November 20 was the National Adoption Day; on this occasion, the U.S. Deputy Assistant Secretary of State for Consular Affairs Michele Bond briefed the press about adoption services. Here’s the part of the briefing concerning Ethiopia. It is to be noted that, in September 2009, an Australian journalist, Andrew Geoghegan, uncovered that the Ethiopian government racked up ~$100-million/year from international adoptions and that existing irregularities that scammed innocent children and their loving adoptive parents were not investigated by the Ethiopian government.

QUESTION: Yeah. Which countries do you see the sharpest increase in children ready for adoption? Is it related to conflict or poverty such as Zimbabwe?

MS. BOND: Well, the – one country that I could point to that had a sharp increase this year is Ethiopia, where the numbers that – it was up about 30 percent, and let me just – the – it was just over 2,200 children who were adopted this year from Ethiopia. That is not related to conflict. By and large, conflict is not one of the issues that tends to lead to a spike in adoptions, because children may be separated from their families but haven’t necessarily permanently lost those families as a result of population movements.

So we are watching adoptions and examining the situation in Ethiopia very carefully, because it’s a very serious concern when you – if you see the number of adoptions start to increase sharply, you want to be sure that the infrastructure if that country is equipped to monitor and carefully vet every one of those cases.
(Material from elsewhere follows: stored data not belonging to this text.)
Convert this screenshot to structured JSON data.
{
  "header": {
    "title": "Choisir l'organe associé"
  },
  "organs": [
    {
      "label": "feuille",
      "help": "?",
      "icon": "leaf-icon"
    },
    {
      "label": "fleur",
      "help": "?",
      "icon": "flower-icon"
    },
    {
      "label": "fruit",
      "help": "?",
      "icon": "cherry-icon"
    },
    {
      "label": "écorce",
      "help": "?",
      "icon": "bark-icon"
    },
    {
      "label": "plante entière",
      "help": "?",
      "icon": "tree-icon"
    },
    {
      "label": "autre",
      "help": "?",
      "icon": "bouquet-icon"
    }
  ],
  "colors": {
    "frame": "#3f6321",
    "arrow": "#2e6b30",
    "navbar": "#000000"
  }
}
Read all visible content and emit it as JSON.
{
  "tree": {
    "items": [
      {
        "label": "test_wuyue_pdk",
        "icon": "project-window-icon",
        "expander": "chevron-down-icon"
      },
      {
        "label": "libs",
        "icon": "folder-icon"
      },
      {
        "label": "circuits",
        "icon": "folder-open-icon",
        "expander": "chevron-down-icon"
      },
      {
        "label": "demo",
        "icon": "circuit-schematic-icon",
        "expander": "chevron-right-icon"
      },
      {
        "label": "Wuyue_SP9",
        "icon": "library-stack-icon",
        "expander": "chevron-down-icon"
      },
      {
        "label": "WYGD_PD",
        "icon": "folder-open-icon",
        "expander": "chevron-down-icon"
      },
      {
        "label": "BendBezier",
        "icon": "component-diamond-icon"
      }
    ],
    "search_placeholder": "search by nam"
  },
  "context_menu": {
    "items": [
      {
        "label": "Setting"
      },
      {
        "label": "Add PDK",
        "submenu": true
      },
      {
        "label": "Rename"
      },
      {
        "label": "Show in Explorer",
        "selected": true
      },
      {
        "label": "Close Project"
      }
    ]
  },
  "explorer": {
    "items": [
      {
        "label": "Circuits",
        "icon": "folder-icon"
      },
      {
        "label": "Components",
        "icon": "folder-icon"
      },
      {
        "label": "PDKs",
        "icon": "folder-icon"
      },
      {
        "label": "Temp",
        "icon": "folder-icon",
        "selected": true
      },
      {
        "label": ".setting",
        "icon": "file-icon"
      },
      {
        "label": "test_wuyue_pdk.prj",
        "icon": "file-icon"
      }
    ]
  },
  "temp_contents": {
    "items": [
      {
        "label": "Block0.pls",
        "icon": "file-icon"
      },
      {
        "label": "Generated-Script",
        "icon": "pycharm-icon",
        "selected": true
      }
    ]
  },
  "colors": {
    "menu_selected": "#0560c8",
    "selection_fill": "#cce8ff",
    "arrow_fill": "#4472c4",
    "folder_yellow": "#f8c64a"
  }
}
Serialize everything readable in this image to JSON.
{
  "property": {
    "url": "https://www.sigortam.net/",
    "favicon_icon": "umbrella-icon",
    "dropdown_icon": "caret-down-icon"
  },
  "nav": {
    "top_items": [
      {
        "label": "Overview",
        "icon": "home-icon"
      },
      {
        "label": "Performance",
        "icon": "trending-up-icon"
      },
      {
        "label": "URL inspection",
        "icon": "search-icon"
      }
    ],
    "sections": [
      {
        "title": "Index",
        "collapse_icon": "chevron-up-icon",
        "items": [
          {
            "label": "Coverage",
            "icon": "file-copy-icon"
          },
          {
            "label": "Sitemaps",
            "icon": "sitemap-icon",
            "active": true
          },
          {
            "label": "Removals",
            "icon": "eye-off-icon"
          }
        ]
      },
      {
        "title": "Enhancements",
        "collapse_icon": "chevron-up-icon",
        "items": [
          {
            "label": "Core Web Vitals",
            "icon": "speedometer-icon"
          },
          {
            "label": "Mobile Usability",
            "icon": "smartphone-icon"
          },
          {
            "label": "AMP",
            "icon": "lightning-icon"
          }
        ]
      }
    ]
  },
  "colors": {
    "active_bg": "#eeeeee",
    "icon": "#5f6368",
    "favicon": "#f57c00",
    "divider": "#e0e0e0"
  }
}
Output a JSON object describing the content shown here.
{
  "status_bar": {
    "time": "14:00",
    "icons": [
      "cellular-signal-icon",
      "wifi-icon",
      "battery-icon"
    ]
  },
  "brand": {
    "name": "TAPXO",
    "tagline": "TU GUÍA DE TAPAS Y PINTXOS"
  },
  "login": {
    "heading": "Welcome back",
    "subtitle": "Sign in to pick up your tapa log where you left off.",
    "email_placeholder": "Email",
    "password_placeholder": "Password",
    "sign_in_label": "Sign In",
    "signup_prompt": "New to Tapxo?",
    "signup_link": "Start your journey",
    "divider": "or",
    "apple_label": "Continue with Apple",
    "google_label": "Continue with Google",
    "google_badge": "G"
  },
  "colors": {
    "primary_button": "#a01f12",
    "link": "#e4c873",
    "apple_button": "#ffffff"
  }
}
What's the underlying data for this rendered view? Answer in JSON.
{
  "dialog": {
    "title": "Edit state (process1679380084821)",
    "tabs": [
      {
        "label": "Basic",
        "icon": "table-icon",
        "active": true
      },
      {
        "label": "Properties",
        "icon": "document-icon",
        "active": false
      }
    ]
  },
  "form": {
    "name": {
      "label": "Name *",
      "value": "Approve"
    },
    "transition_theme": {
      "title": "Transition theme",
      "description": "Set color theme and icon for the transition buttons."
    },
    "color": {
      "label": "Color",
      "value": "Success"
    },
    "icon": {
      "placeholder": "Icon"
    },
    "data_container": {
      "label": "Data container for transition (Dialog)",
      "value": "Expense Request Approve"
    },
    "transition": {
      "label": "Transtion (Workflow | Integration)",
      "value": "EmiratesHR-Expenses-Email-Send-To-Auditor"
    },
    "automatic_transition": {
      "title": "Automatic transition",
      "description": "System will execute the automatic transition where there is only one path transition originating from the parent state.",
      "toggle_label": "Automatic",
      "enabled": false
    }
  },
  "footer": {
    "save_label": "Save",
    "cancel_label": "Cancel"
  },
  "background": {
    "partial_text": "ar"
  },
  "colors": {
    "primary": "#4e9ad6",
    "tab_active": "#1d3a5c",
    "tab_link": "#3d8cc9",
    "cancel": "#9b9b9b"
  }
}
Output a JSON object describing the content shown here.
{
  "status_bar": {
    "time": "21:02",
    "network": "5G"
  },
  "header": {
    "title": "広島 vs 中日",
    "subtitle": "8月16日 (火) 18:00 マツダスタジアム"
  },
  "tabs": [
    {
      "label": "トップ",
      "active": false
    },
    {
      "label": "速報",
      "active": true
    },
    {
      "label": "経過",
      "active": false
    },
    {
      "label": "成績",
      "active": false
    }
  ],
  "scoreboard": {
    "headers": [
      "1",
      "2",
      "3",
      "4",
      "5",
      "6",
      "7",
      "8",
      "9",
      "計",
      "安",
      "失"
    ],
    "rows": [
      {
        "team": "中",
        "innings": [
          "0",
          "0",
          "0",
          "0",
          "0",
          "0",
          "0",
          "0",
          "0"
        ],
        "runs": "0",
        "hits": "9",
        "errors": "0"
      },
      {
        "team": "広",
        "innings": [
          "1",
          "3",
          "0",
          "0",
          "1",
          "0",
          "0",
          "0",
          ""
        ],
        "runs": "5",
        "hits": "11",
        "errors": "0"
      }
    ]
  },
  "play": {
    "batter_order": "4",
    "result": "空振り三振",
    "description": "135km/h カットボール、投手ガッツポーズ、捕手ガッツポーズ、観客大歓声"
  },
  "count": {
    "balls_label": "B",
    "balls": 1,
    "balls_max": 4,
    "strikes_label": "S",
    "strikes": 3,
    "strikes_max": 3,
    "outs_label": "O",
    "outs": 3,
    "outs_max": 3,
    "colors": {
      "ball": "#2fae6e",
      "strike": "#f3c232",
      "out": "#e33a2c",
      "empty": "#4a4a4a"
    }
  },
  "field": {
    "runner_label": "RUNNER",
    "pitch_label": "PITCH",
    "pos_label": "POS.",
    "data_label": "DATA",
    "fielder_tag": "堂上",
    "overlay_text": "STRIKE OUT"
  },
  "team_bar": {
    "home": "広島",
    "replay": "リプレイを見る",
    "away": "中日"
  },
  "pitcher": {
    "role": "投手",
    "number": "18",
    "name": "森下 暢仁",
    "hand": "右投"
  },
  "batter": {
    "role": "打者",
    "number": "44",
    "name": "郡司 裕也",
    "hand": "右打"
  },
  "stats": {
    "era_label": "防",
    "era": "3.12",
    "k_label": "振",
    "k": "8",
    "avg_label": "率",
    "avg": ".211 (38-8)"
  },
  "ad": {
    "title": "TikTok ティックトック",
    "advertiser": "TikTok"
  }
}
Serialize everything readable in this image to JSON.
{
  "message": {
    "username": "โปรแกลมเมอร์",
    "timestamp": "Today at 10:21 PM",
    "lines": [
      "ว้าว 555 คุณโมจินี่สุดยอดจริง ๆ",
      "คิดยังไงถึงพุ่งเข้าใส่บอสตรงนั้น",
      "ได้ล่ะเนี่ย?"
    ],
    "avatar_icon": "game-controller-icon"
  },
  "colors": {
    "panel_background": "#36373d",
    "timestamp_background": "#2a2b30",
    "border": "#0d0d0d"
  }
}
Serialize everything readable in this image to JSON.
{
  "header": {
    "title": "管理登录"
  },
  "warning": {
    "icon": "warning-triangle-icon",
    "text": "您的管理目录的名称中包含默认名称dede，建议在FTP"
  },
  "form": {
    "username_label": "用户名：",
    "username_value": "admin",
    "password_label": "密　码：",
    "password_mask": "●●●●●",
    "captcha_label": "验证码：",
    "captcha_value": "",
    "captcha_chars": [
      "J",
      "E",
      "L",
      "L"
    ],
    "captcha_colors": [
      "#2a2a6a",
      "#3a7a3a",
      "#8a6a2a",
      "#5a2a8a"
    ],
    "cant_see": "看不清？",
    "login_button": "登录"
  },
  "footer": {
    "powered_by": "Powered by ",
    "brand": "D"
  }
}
Rapid growth isn’t necessarily a good thing.

QUESTION: On Ethiopia, you’re not entirely clear what’s causing the spike of adoptions?

MS. BOND: Well, I think what’s causing the spike of adoptions is that there are, first of all, many children in the country who are homeless and/or living in institutions and need homes. And there are people who are working to try to identify those children and match them with people in the United States and in other countries who are interested in adoption. Our concern about it is that you can easily find yourself in a situation where it’s difficult to tell the difference between children who genuinely don’t have a family and those who have been documented to look like they don’t.

And unless you have the host government with – well equipped to investigate itself, to document, to lock in the identity of these children, then it can be very hard to prevent the missed documentation of children, and situations where, for example, birth parents are coerced or persuaded to relinquish their children for money or not, but – when it’s something that they wouldn’t have considered doing if someone hadn’t been pressuring them to do it. Obviously, that’s not something that we want.

QUESTION: So there are some suspicions maybe that there’s a racket going on or –

MS. BOND: It’s something that the Ethiopian Government is carefully looking at and so are we and so is every other government whose citizens are adopting there. Ukraine, as it happens, is another country where we saw a 30 percent increase in adoptions last year. In the case of Ukraine, however, that’s not – it’s not something that we see as a trend. The numbers tend to go up and down a bit. So it can be hard to know whether you’re definitely seeing a movement in one direction or the other.